Conclusão semelhante também é adotada pelos tribunais superiores, os quais defendem a desnecessidade do trânsito em julgado para que haja a aplicação do precedente. Em diversos julgados, afirma o STF que “A existência de precedente firmado pelo Tribunal Pleno da Corte autoriza o julgamento imediato de causas que versem sobre a mesma matéria, independentemente da publicação ou do trânsito em julgado do paradigma”.[3] Em outro caso a conclusão foi semelhante e o recorrente requeria o sobrestamento do feito até o trânsito em julgado de um recurso extraordinário que estava pendente do julgamento de embargos de declaração – situação análoga à do RE 760.931.[4] O mesmo raciocínio também é acolhido pelo STJ, segundo o qual, é “desnecessário  aguardar  o  trânsito  em julgado para a aplicação do paradigma  firmado  em  sede de Recurso Repetitivo ou de Repercussão Geral”.[5] Note que o STJ chega a apontar a desnecessidade até de publicação do acórdão para a aplicação da orientação de recurso repetitivo, ao menos no regime do art. 543-B do CPC/1973.[6]

Em resumo, legislação e jurisprudência apontam que o momento final do sobrestamento não é o trânsito em julgado de decisão.

Isso não significa que haja impedimento legal a que o STF venha a conceder efeito suspensivo nos embargos de declaração opostos ao RE 760.931 e reconheça plausibilidade na argumentação e determine a manutenção do sobrestamento até o seu julgamento. Não parece haver impedimento a que o STF venha a fazê-lo. Pode o tribunal reconhecer que há alguma omissão significativa no acórdão com a possibilidade de alteração da tese, e, como forma de tutelar a segurança jurídica, seja adequada a manutenção do sobrestamento para a definição adequada do precedente.

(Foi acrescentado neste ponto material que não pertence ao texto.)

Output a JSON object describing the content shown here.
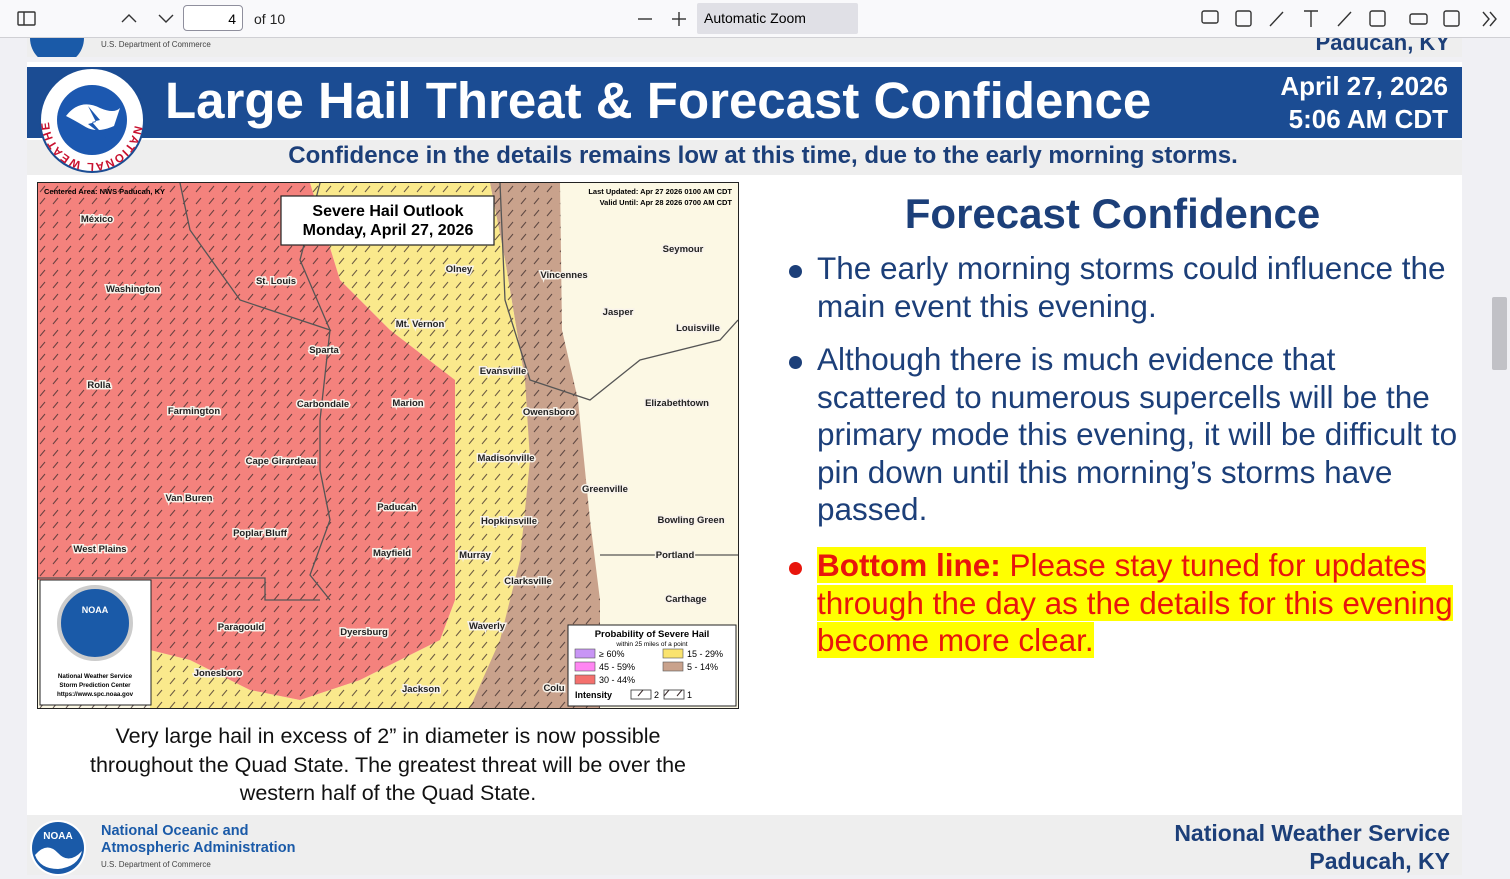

No entanto, o que se pode inferir da regulação do sobrestamento pelo CPC e pelo RISTF e ainda o posicionamento do STF e do STJ, é que, inexistindo decisão do STF sobre a permanência da situação de sobrestamento, a partir da publicação do acórdão paradigma os recursos tenham o devido seguimento. Isso significa, mais uma vez, que a decisão do TST é contra legem e, inclusive, os fundamentos normativos por ela apontados apontam para situação diametralmente oposta à seguida, qual seja, o de cancelamento do sobrestamento tendo em vista que a decisão do STF sobre o tema já foi devidamente publicada.

 

Notas e Referências:

[1] V. por exemplo, os processos n. 0156800-94.2009.5.06.0019, n. 0001425-22.2012.5.06.0011, n. 0004800-35.2010.5.06.0000 e n. 0001387-04.2012.5.06.0013.

[2] O art. 1.021, §2º, do CPC, em princípio é irrelevante para a conclusão, eis que trata tão apenas do processamento do agravo interno.

[3] STF, 2ª T., RE 1.035.126 AgR-ED, Rel. Min. Dias Toffoli, j. 29/09/2017, DJe 20/10/2017; STF, 1ª T., ARE 930.647-AgR, Rel. Min. Roberto Barroso, DJe de 11/4/2016; STF, 1ª T., ARE 940.027-AgR, Rel. Min. Rosa Weber, DJe de 14/4/2016.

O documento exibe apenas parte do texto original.